Since the global financial crisis of 2007-08 and the ensuing crisis in the euro area of 2010-2012, the "completion'' or deepening of the European Economic and Monetary Union (EMU) has been a matter of an extensive and sometimes controversial debate. Already during and soon after that crisis, European Union policy makers announced and then took some significant steps to deepen the EMU. The ECB, for its part and in pursuit of its mandate, also took extraordinary steps during the crisis by implementing some non-standard measures, which have underlined its willingness to act as an appropriate lender of last resort.
Nevertheless, this process of EMU deepening has not been always smooth and remains incomplete. It has implied de facto variations in the degree of EMU cohesion over time. The process was also pursued largely with an inward-looking perspective that mostly neglected, at least explicitly, the external, or international, dimension.
The premise has been that the completion of EMU, apart from making the euro area more resilient to global shocks, will also benefit the global economy. While this is true overall according to our findings, the process of completing EMU has entailed both advances and setbacks, with differentiated effects on advanced economies on the one hand and emerging economies on the other. At the same time, global (risk aversion) shocks as well significantly affect the euro area economy, thus implying the need for more EMU cohesion.
The identification of the various shocks, that is, their origin (euro area or global), the extent to which they are significant and for which part of the global economy, as well as the magnitude of their economic impact, has been a matter of debate in the literature. In this regard, three noteworthy aspects of this paper relate to i) constructing an appropriate, high-frequency measure of EMU cohesion, which we call EASTR (for euro area stress) and which relies on government bond spreads; ii) making use of appropriate (sign, magnitude and narrative) restrictions in a Bayesian structural VAR model to correctly and fully identify the relevant shocks and iii) measuring more precisely, through panel local projections, the macroeconomic impact of shocks in terms of output, trade and inflation. We find that shocks emanating in the euro area have sizeable effects: a one standard deviation increase in euro area stress entails a slowdown of economic activity in the rest of the world, with industrial production dropping by 0.83 pps on average in advanced economies and 0.33 pps in emerging economies over a 12-month horizon. The same shock also entails a significant fall in imports/exports of both the euro area and the rest of the world. By contrast, a release of euro area stress has more long-lasting effects on both economic performance and global trade activity, with an average yearly boost of industrial production by 0.733 pps in advanced economies and 0.453 pps in emerging markets over the first year.
Although our cut-off date for data is August 2019, our findings also speak to the renewed debate over EMU completion following the massive economic shock resulting from the outbreak of the corona virus pandemic.

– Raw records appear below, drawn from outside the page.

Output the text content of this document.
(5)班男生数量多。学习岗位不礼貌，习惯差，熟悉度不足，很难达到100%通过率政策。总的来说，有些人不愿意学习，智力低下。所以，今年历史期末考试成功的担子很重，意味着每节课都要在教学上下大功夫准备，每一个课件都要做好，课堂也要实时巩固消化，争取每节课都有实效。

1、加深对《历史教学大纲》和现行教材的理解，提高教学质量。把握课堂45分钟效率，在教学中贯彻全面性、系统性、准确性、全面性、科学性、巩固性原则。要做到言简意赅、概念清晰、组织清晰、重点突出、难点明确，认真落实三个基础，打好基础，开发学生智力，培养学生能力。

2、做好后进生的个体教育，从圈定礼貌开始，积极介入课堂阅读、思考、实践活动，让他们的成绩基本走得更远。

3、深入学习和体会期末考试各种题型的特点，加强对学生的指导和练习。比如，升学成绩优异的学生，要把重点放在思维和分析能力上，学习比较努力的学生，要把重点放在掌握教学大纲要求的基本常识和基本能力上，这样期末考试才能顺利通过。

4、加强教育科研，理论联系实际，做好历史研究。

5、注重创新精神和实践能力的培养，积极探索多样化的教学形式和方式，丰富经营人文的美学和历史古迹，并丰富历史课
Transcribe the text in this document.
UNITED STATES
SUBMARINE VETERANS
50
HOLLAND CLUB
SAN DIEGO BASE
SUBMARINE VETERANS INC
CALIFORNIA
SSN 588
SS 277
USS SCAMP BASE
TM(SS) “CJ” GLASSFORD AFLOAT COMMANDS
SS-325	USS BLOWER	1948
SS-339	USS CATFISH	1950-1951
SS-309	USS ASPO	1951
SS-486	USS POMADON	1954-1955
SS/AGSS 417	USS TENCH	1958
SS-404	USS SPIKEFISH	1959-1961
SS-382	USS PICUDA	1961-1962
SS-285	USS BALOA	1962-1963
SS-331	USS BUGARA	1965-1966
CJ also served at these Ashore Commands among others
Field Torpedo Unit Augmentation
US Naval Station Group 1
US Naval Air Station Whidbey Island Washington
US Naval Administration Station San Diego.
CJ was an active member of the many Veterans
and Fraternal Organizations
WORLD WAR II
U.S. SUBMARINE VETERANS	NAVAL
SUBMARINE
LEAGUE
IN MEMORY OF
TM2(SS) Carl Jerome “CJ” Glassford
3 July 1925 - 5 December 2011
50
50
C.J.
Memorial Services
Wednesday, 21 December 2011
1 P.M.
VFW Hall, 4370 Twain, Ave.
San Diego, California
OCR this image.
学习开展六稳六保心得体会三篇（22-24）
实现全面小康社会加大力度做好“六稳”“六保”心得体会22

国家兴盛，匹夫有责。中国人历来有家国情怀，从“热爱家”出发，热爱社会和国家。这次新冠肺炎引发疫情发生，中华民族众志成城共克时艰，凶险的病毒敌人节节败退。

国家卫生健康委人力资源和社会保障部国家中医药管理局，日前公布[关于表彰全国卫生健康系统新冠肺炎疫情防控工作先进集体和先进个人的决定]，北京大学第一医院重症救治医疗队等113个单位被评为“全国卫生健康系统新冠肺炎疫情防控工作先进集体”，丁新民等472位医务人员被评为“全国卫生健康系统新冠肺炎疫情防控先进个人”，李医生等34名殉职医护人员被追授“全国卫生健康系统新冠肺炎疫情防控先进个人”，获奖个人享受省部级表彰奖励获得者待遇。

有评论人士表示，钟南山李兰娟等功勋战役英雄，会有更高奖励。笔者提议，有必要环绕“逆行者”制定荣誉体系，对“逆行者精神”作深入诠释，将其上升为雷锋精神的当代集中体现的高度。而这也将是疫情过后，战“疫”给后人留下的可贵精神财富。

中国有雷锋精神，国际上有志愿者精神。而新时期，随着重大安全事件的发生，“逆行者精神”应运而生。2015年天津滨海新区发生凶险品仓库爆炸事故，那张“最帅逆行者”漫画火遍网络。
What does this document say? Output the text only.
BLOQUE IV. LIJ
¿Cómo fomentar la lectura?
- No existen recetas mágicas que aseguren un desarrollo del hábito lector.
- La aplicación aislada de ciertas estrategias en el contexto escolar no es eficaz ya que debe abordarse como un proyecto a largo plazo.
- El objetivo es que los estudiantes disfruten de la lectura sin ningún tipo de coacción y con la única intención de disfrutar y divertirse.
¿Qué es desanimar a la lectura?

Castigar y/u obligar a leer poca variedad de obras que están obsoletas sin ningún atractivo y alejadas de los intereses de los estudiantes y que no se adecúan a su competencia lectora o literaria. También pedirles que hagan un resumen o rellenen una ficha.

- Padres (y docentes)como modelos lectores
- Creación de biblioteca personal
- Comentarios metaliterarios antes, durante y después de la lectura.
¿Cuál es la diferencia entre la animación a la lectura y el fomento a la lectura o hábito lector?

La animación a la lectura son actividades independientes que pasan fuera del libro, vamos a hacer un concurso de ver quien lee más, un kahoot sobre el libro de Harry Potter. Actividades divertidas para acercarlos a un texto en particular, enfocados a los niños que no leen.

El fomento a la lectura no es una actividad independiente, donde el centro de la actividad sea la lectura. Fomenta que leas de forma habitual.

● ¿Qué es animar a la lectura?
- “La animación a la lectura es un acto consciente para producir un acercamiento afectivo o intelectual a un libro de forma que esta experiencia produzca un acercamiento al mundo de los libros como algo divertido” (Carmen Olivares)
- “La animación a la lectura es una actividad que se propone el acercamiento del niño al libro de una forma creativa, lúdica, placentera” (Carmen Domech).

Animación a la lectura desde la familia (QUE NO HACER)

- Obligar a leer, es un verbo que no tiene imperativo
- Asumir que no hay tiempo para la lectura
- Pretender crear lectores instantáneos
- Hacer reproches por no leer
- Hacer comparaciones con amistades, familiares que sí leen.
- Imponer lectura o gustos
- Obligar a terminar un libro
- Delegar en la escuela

We believe our approach is well suited in delineating specific shocks during this crisis and identifying the magnitude of their impact.
 For example, in 2012 the decision was taken to create the banking union with single European supervision residing at the ECB, and to advance bank resolution arrangements at the European level through the Single Resolution Mechanism (SRM) and the Single Resolution Fund (SRF). These steps went hand in hand with significant changes in the regulations pertaining to the bail-in of banks’ creditors (e.g., the BRRD). Another step consisted of the establishment of regional safety net institutions, such as the European Financial Stabilisation Mechanism (EFSM), the European Financial Stability Facility (EFSF), and finally the European Stability Mechanism (ESM).